The financial news can be utilized in many fraudulent schemes to profit from penny stocks. Nearly eight years ago, investors said that a penny stock had jumped in value by over twenty thousand percent without giving any revenues or having a single employee. The price of the firm before the jump was less than five cents. At one point, the stocks of the firm were more than nineteen dollars, and the firm had a market cap of more than five billion dollars. Right now, the market cap of the firm is eleven million dollars. At the same time, a story was published about how fake news had led to several investors in the financial markets making a lot of money. Many experienced investors will not become such victims of manipulations by the media. The practice of such manipulative or false business news is not as usual as it is in the political press. In that sphere, there are several online and print publications that promote the viewpoint of a single party. That is usually not the case with many investors, who reply to some media sources for their news flow. This includes Reuters, Bloomberg, Wall Street Journal, and others.
Anton Gordon is the co-founder of Indexer.me. He is a software developer who creates algorithms to work out visual and text content reliability. He has also been an equity analyst in the past with Channing Capital Management. He said, "Fake news in the financial market has been a problem for a long time. We just didn't call it fake news. For investors, it's information not based on a conversation with management or ideas coming from a financial news blog that allows people to post whatever they want. You don't hear about how it impacts market prices because it doesn't always work, but I am sure someone is trying to do it somewhere right now. If you can lower the price of a stock by one percent by purposefully manipulating the news flow by producing content, and if you have the right trading mechanism in place, you can capitalize on that. Imagine if you can recognize that the story is not the least bit credible, and you know the stock will recover. You can really capitalize on that knowledge."

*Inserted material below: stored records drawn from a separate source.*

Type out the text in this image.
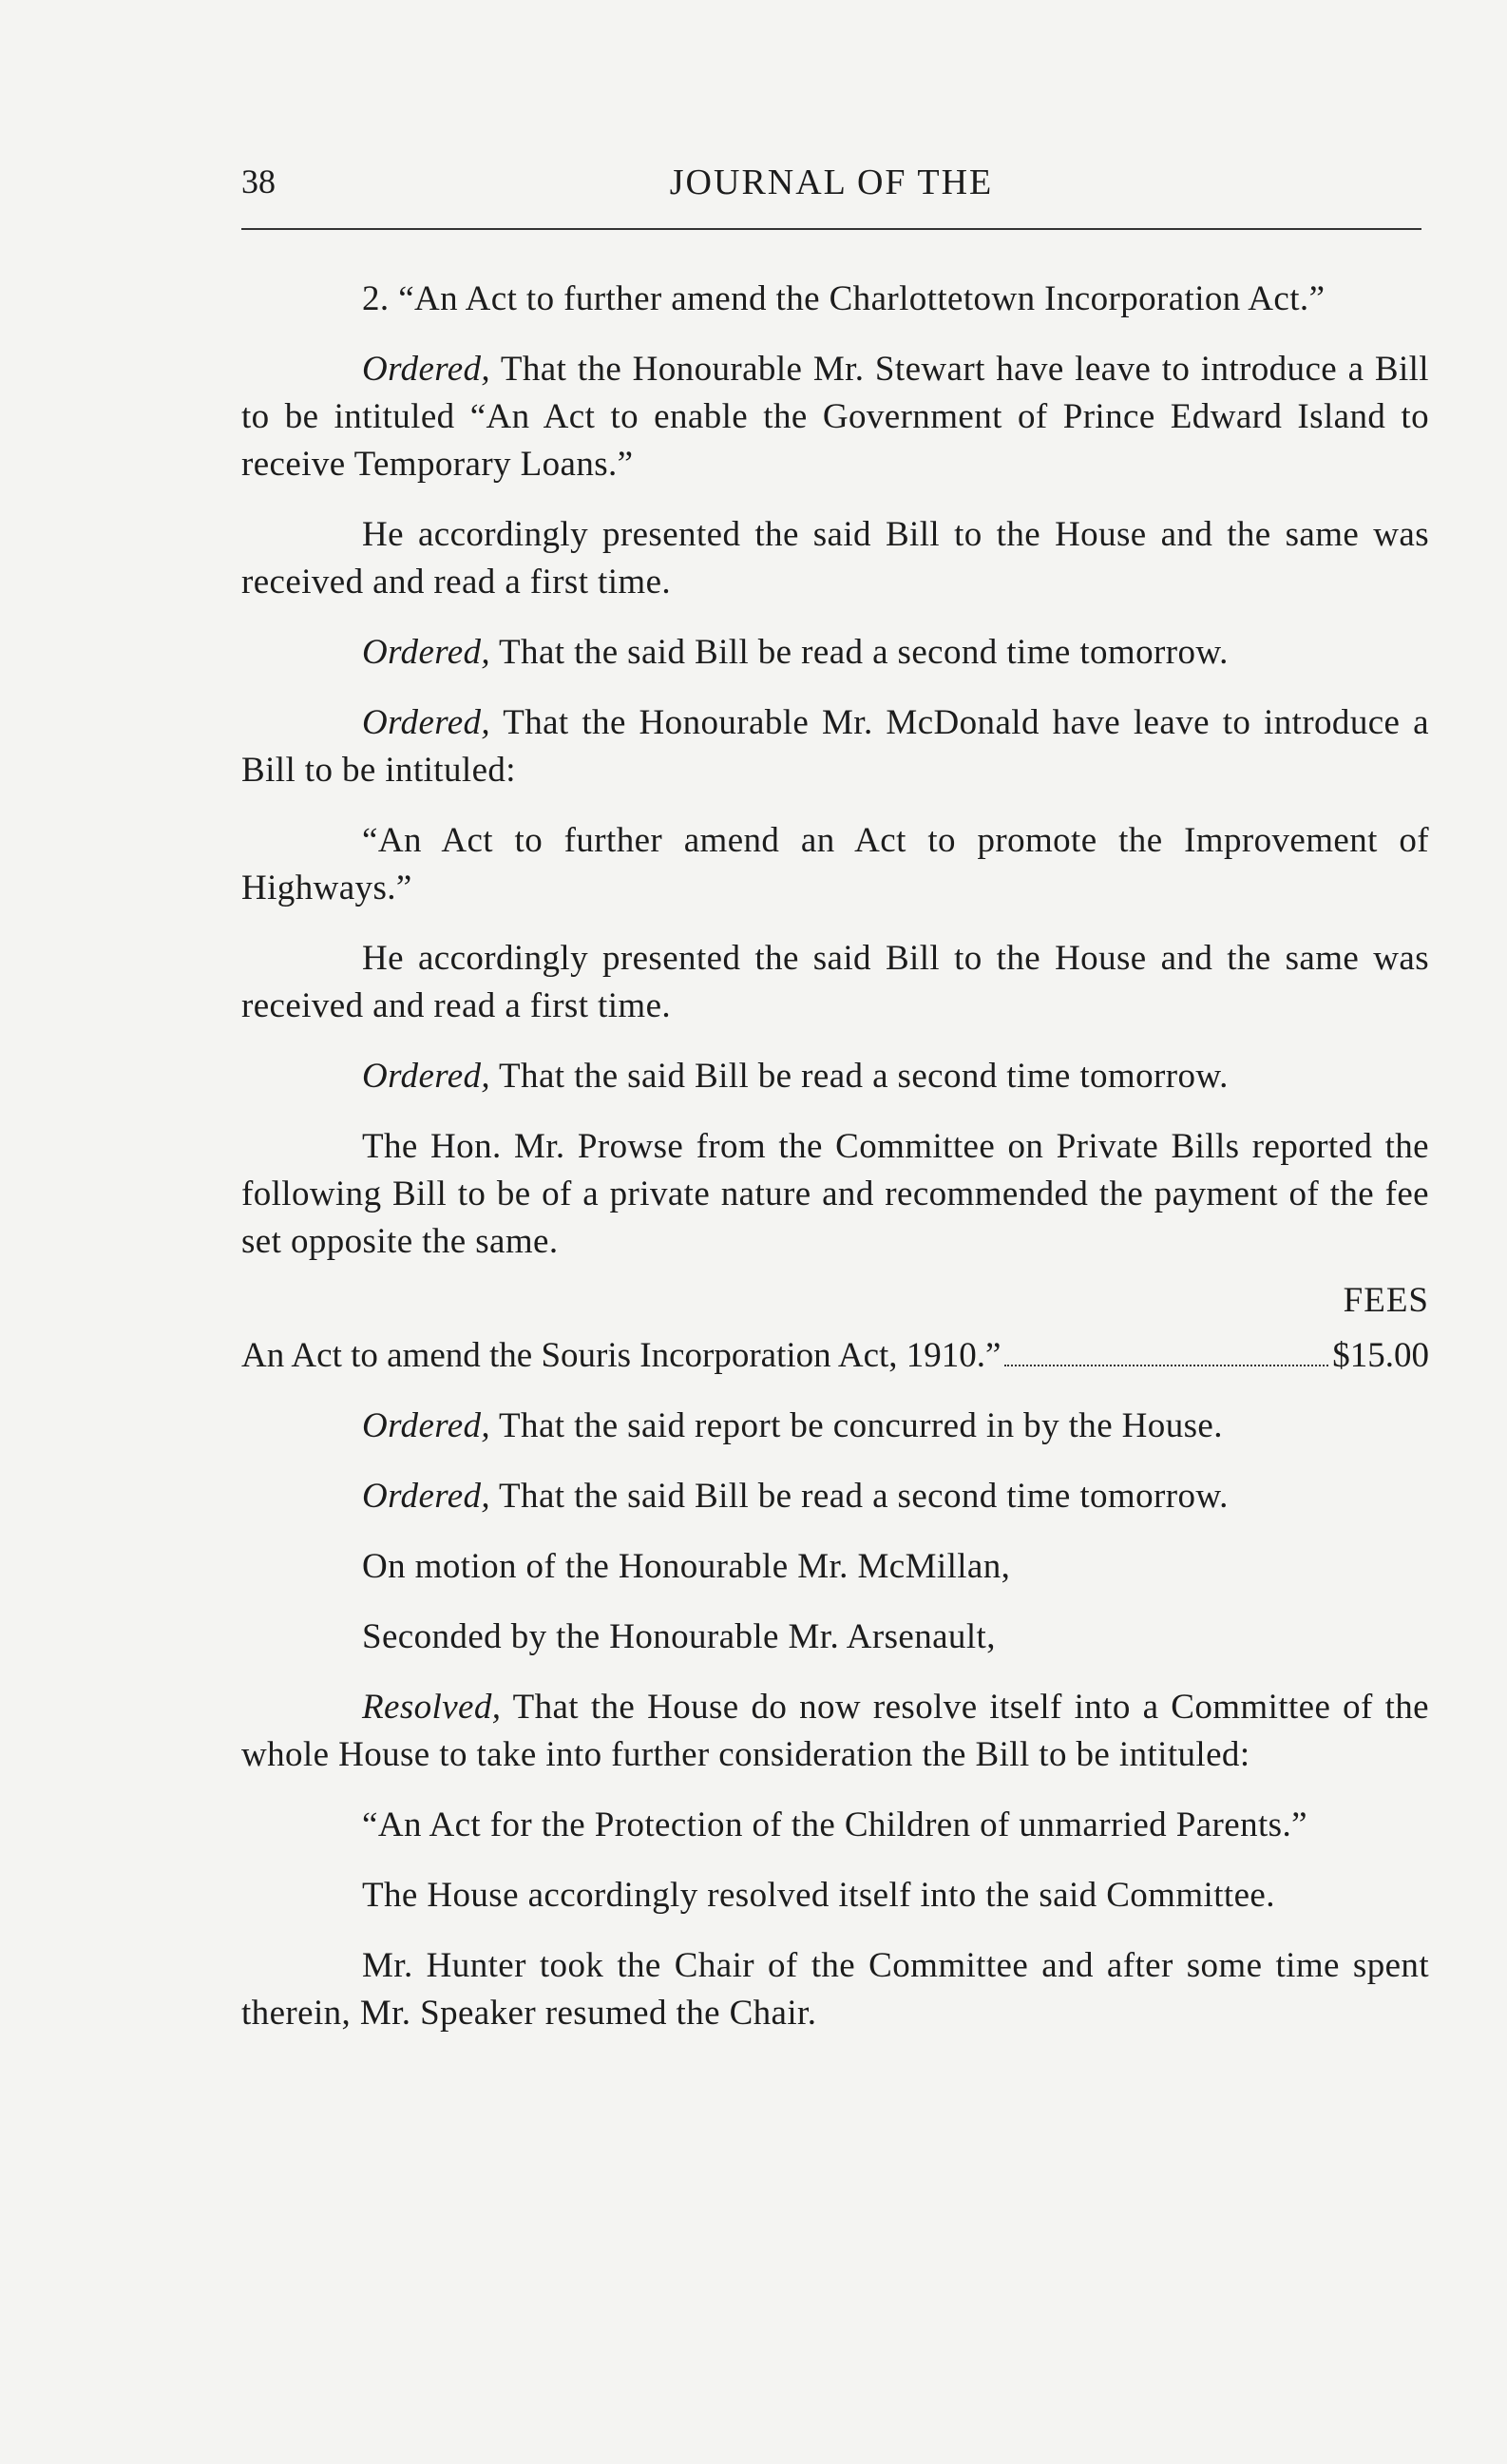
38	JOURNAL OF THE

2. “An Act to further amend the Charlottetown Incorporation Act.”

Ordered, That the Honourable Mr. Stewart have leave to introduce a Bill to be intituled “An Act to enable the Government of Prince Edward Island to receive Temporary Loans.”

He accordingly presented the said Bill to the House and the same was received and read a first time.

Ordered, That the said Bill be read a second time tomorrow.

Ordered, That the Honourable Mr. McDonald have leave to introduce a Bill to be intituled:

“An Act to further amend an Act to promote the Improvement of Highways.”

He accordingly presented the said Bill to the House and the same was received and read a first time.

Ordered, That the said Bill be read a second time tomorrow.

The Hon. Mr. Prowse from the Committee on Private Bills reported the following Bill to be of a private nature and recommended the payment of the fee set opposite the same.

FEES
An Act to amend the Souris Incorporation Act, 1910.”	$15.00

Ordered, That the said report be concurred in by the House.

Ordered, That the said Bill be read a second time tomorrow.

On motion of the Honourable Mr. McMillan,

Seconded by the Honourable Mr. Arsenault,

Resolved, That the House do now resolve itself into a Committee of the whole House to take into further consideration the Bill to be intituled:

“An Act for the Protection of the Children of unmarried Parents.”

The House accordingly resolved itself into the said Committee.

Mr. Hunter took the Chair of the Committee and after some time spent therein, Mr. Speaker resumed the Chair.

"It's well known that false news in the market is used to skew asset prices. We are moving into a dynamic where a lot of people are getting good at being able to design 'detection algorithms' that can give you a sense of what you're looking at...and determine the odds ratio of it being reliable or not."
The stock price impact can be quite high with both news, and fake news spread in online and print media. It is great to keep up with the news and get all the data that is required to make the necessary decisions regarding your purchase of shares. But it is also vital to keep things in perspective and look at the bigger picture. The news is something that is over in a short period. It can be troubling to see bad news. But it is important to keep your focus on the long term.